The development of a simultaneous multianalyte immunoassay for the detection of progesterone and human chorionic gonadotropin (hCG) in serum is described. In this simultaneous multianalyte assay, two different enzymes, viz. horse radish peroxidase (HRP) and alkaline phosphatase (ALP), were used as markers.
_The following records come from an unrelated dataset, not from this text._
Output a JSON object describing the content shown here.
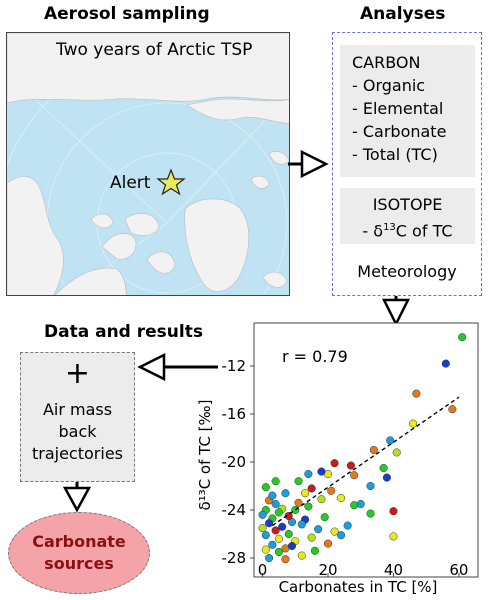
{
  "headings": {
    "aerosol_sampling": "Aerosol sampling",
    "analyses": "Analyses",
    "data_results": "Data and results"
  },
  "map": {
    "title": "Two years of Arctic TSP",
    "station": "Alert"
  },
  "analyses": {
    "carbon_title": "CARBON",
    "carbon_items": [
      "- Organic",
      "- Elemental",
      "- Carbonate",
      "- Total (TC)"
    ],
    "isotope_title": "ISOTOPE",
    "isotope_prefix": "- δ",
    "isotope_sup": "13",
    "isotope_suffix": "C of TC",
    "meteorology": "Meteorology"
  },
  "data_box": {
    "plus": "+",
    "lines": [
      "Air mass",
      "back",
      "trajectories"
    ]
  },
  "outcome": {
    "lines": [
      "Carbonate",
      "sources"
    ]
  },
  "chart_data": {
    "type": "scatter",
    "xlabel": "Carbonates in TC [%]",
    "ylabel": "δ¹³C of TC [‰]",
    "annotation": "r = 0.79",
    "xlim": [
      -2,
      64
    ],
    "ylim": [
      -29,
      -9
    ],
    "xticks": [
      0,
      20,
      40,
      60
    ],
    "yticks": [
      -28,
      -24,
      -20,
      -16,
      -12
    ],
    "trend_line": {
      "x": [
        3,
        60
      ],
      "y": [
        -25.3,
        -14.6
      ]
    },
    "points": [
      {
        "x": 61,
        "y": -9.6,
        "color": "#22cc22"
      },
      {
        "x": 56,
        "y": -11.8,
        "color": "#1a3ccc"
      },
      {
        "x": 58,
        "y": -15.6,
        "color": "#e07a1a"
      },
      {
        "x": 47,
        "y": -14.3,
        "color": "#e07a1a"
      },
      {
        "x": 46,
        "y": -16.8,
        "color": "#e8e820"
      },
      {
        "x": 39,
        "y": -18.2,
        "color": "#1a9ee0"
      },
      {
        "x": 41,
        "y": -19.2,
        "color": "#b0e020"
      },
      {
        "x": 37,
        "y": -20.5,
        "color": "#22cc22"
      },
      {
        "x": 38,
        "y": -21.3,
        "color": "#1a3ccc"
      },
      {
        "x": 34,
        "y": -19.0,
        "color": "#e07a1a"
      },
      {
        "x": 33,
        "y": -22.0,
        "color": "#1a9ee0"
      },
      {
        "x": 33,
        "y": -24.3,
        "color": "#22cc22"
      },
      {
        "x": 40,
        "y": -24.1,
        "color": "#cc1a1a"
      },
      {
        "x": 40,
        "y": -26.2,
        "color": "#e8e820"
      },
      {
        "x": 27,
        "y": -20.3,
        "color": "#cc1a1a"
      },
      {
        "x": 28,
        "y": -21.1,
        "color": "#e07a1a"
      },
      {
        "x": 28,
        "y": -23.6,
        "color": "#22cc22"
      },
      {
        "x": 26,
        "y": -25.3,
        "color": "#1a9ee0"
      },
      {
        "x": 22,
        "y": -20.1,
        "color": "#cc1a1a"
      },
      {
        "x": 20,
        "y": -21.0,
        "color": "#e8e820"
      },
      {
        "x": 18,
        "y": -20.8,
        "color": "#1a3ccc"
      },
      {
        "x": 21,
        "y": -22.4,
        "color": "#e07a1a"
      },
      {
        "x": 18,
        "y": -23.1,
        "color": "#b0e020"
      },
      {
        "x": 19,
        "y": -24.6,
        "color": "#22cc22"
      },
      {
        "x": 17,
        "y": -25.6,
        "color": "#1a9ee0"
      },
      {
        "x": 20,
        "y": -26.8,
        "color": "#e07a1a"
      },
      {
        "x": 15,
        "y": -22.2,
        "color": "#cc1a1a"
      },
      {
        "x": 14,
        "y": -23.7,
        "color": "#22cc22"
      },
      {
        "x": 13,
        "y": -24.8,
        "color": "#1a3ccc"
      },
      {
        "x": 15,
        "y": -26.3,
        "color": "#b0e020"
      },
      {
        "x": 12,
        "y": -25.2,
        "color": "#1a9ee0"
      },
      {
        "x": 11,
        "y": -23.4,
        "color": "#e07a1a"
      },
      {
        "x": 10,
        "y": -24.0,
        "color": "#22cc22"
      },
      {
        "x": 10,
        "y": -26.6,
        "color": "#e8e820"
      },
      {
        "x": 9,
        "y": -25.0,
        "color": "#1a9ee0"
      },
      {
        "x": 8,
        "y": -24.5,
        "color": "#cc1a1a"
      },
      {
        "x": 8,
        "y": -26.0,
        "color": "#22cc22"
      },
      {
        "x": 7,
        "y": -22.6,
        "color": "#1a9ee0"
      },
      {
        "x": 7,
        "y": -27.2,
        "color": "#e07a1a"
      },
      {
        "x": 6,
        "y": -23.9,
        "color": "#b0e020"
      },
      {
        "x": 6,
        "y": -25.4,
        "color": "#1a3ccc"
      },
      {
        "x": 5,
        "y": -24.2,
        "color": "#22cc22"
      },
      {
        "x": 5,
        "y": -26.4,
        "color": "#e8e820"
      },
      {
        "x": 4,
        "y": -23.5,
        "color": "#1a9ee0"
      },
      {
        "x": 4,
        "y": -25.7,
        "color": "#cc1a1a"
      },
      {
        "x": 3,
        "y": -24.7,
        "color": "#22cc22"
      },
      {
        "x": 3,
        "y": -26.9,
        "color": "#1a9ee0"
      },
      {
        "x": 2,
        "y": -23.2,
        "color": "#e07a1a"
      },
      {
        "x": 2,
        "y": -25.1,
        "color": "#1a3ccc"
      },
      {
        "x": 1,
        "y": -24.0,
        "color": "#22cc22"
      },
      {
        "x": 1,
        "y": -26.1,
        "color": "#1a9ee0"
      },
      {
        "x": 1,
        "y": -22.1,
        "color": "#22cc22"
      },
      {
        "x": 0,
        "y": -25.5,
        "color": "#b0e020"
      },
      {
        "x": 0,
        "y": -24.4,
        "color": "#1a9ee0"
      },
      {
        "x": 1,
        "y": -27.3,
        "color": "#e8e820"
      },
      {
        "x": 3,
        "y": -22.8,
        "color": "#1a9ee0"
      },
      {
        "x": 5,
        "y": -27.5,
        "color": "#22cc22"
      },
      {
        "x": 9,
        "y": -27.0,
        "color": "#1a3ccc"
      },
      {
        "x": 12,
        "y": -27.8,
        "color": "#e8e820"
      },
      {
        "x": 16,
        "y": -27.4,
        "color": "#22cc22"
      },
      {
        "x": 24,
        "y": -26.1,
        "color": "#1a9ee0"
      },
      {
        "x": 11,
        "y": -21.6,
        "color": "#22cc22"
      },
      {
        "x": 14,
        "y": -21.0,
        "color": "#1a9ee0"
      },
      {
        "x": 24,
        "y": -23.0,
        "color": "#e8e820"
      },
      {
        "x": 30,
        "y": -23.5,
        "color": "#1a9ee0"
      },
      {
        "x": 2,
        "y": -28.0,
        "color": "#1a9ee0"
      },
      {
        "x": 7,
        "y": -28.1,
        "color": "#e07a1a"
      },
      {
        "x": 13,
        "y": -22.6,
        "color": "#e8e820"
      },
      {
        "x": 22,
        "y": -25.8,
        "color": "#e8e820"
      },
      {
        "x": 4,
        "y": -21.6,
        "color": "#22cc22"
      }
    ]
  }
}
To the simultaneous immobilized progesterone and hCG antibody microwells, 50 μL of different concentrations of combined standards or serum samples was added in duplicate and then 100 μL of combined conjugate reagent, composed of 17-α-OH-P-ALP and hCG-biotin was added to all the wells and incubated for 1 h at 37 °C. After incubation, the contents of the wells were decanted and washed thoroughly with running tap water. After washing, 100 μL alkaline phosphatase substrate along with streptavidin–horseradish peroxidase was added to all the wells and incubated for 0.5 h at 37 °C. After incubation, the developed color was measured at 405 nm. The absorbency at this stage provides the result for the progesterone assay. The contents of the wells were decanted and washed. In the next step, 100 μL of tetramethylbenzidene/H2O2 reagent was added to all the wells. After 15 min of incubation, 100 μL of 0.5 M H2SO4 was added to all the wells and the color was read at 450 nm. The absorbency at this stage provides the result for the hCG assay. Sensitivity of the progesterone and hCG assays were 0.118 ng/ml and 0.124 IU/ml respectively. Intra- and inter assay percentage coefficients of variation ranged from 1.8 to 7.1 and 9.1 to 11.5 for progesterone and from 2.1 to 10.4 and 7.2 to 11.3 for hCG. There was good correlation between the discrete and the simultaneous assays. For progesterone assay, R2 was 0.99 and for hCG R2 was also 0.99. The developed dual assay for progesterone and hCG may be useful for the diagnosis of abnormal pregnancies such as miscarriages and ectopic pregnancies.